İstanbul'un ev sahipliğini yaptığı Dünya Petrol Kongresi'nde konuşan Cumhurbaşkanı Erdoğan, 'büyük bir fırsatın kaçırıldığını' ifade etti. Cumhurbaşkanı, ‘fırsat kaçtı’ derken; Doğu Akdeniz'in kalkınmasının, Akdeniz'de barışın devamının ve Türkiye'nin dostluğunun kaybedilmesinin altını çizse de bizim açımızdan hakikaten Kıbrıs üzerinden sağlanacak fırsatlar kaçıyor.
Baştan ifade edelim ki, halen Kuzey Kıbrıs Türk Devleti’nden bahsedebiliyorsak maalesef bunu Türkiye'nin veya Türk kesiminin gayretlerine değil de, Rumların Türk tarafını reddetmesine borçluyuz.
Malum AB üyelik sürecinde Kıbrıs Rum kesimiyle birleşme konusunda 'Evet' reyi kullanan Türklere karşın Rumlar 'Hayır' dediği için halen Ada’da iki devlet ve iki kesim varlığını sürdürebiliyor. Ancak garantör Türkiye, Yunanistan ve İngiltere gibi politikalar izleyip kuzey kesime sahip çıkamadı.
Öyle ki, Ada'nın güneyinden çıkan doğalgazın işletilmesi hakkı Rumlarda ve Türkiye'nin 'kaynaklar Ada’nın tamamına ait' itirazını hiçe sayarak işletim lisansı vermekteler.

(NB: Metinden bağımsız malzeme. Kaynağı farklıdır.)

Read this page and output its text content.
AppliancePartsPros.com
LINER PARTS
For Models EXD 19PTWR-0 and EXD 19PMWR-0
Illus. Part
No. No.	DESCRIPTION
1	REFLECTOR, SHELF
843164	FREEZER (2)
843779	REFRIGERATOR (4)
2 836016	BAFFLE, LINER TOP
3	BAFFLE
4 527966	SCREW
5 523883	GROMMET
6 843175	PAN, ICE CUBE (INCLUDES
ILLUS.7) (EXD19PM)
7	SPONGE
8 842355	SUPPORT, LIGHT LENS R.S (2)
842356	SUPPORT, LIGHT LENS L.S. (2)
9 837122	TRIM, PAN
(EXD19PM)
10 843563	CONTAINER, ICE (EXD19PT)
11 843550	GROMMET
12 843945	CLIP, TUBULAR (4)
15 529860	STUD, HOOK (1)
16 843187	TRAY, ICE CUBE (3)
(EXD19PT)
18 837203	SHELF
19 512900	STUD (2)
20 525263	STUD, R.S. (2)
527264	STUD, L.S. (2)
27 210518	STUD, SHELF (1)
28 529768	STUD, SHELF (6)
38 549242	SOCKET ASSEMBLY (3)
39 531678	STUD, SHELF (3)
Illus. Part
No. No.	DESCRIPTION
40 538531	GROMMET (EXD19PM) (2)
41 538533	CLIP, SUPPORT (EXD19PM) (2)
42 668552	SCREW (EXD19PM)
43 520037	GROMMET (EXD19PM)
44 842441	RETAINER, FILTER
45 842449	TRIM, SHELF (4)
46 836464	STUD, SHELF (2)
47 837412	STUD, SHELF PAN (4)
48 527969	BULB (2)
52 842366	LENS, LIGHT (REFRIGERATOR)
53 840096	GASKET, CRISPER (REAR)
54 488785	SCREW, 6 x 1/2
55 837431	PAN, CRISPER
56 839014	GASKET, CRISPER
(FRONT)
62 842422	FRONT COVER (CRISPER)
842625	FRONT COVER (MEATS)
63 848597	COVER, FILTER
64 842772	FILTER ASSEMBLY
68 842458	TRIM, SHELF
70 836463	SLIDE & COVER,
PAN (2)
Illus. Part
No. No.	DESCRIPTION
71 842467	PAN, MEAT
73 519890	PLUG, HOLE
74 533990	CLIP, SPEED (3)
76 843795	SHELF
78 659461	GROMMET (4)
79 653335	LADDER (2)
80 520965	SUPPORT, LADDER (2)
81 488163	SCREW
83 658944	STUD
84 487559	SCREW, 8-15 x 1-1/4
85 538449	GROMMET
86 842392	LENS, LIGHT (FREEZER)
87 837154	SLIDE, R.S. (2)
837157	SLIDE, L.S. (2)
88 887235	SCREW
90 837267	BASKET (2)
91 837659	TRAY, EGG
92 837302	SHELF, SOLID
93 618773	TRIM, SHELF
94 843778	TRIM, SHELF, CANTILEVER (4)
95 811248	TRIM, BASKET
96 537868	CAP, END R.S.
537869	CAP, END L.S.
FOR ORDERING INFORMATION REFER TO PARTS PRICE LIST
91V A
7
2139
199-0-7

Fransız Total, Amerikan Noble ve İsrail ortaklığıyla Delek şirketleri bu lisansa sahipler.
Kaçan bir fırsat varsa bu, Kuzey Kıbrıs Türk Cumhuriyeti'nin de olan doğalgazın dünyaya dağılımı konusunda garantör Türkiye'nin hak sahibi olabileceği fırsatıdır.
Ne Rumlar, ne Yunanistan, ne de garantörlerden İngiltere buna asla izin vermiyor.
Türkiye elindeki fırsatları hakikaten değerlendiremiyor.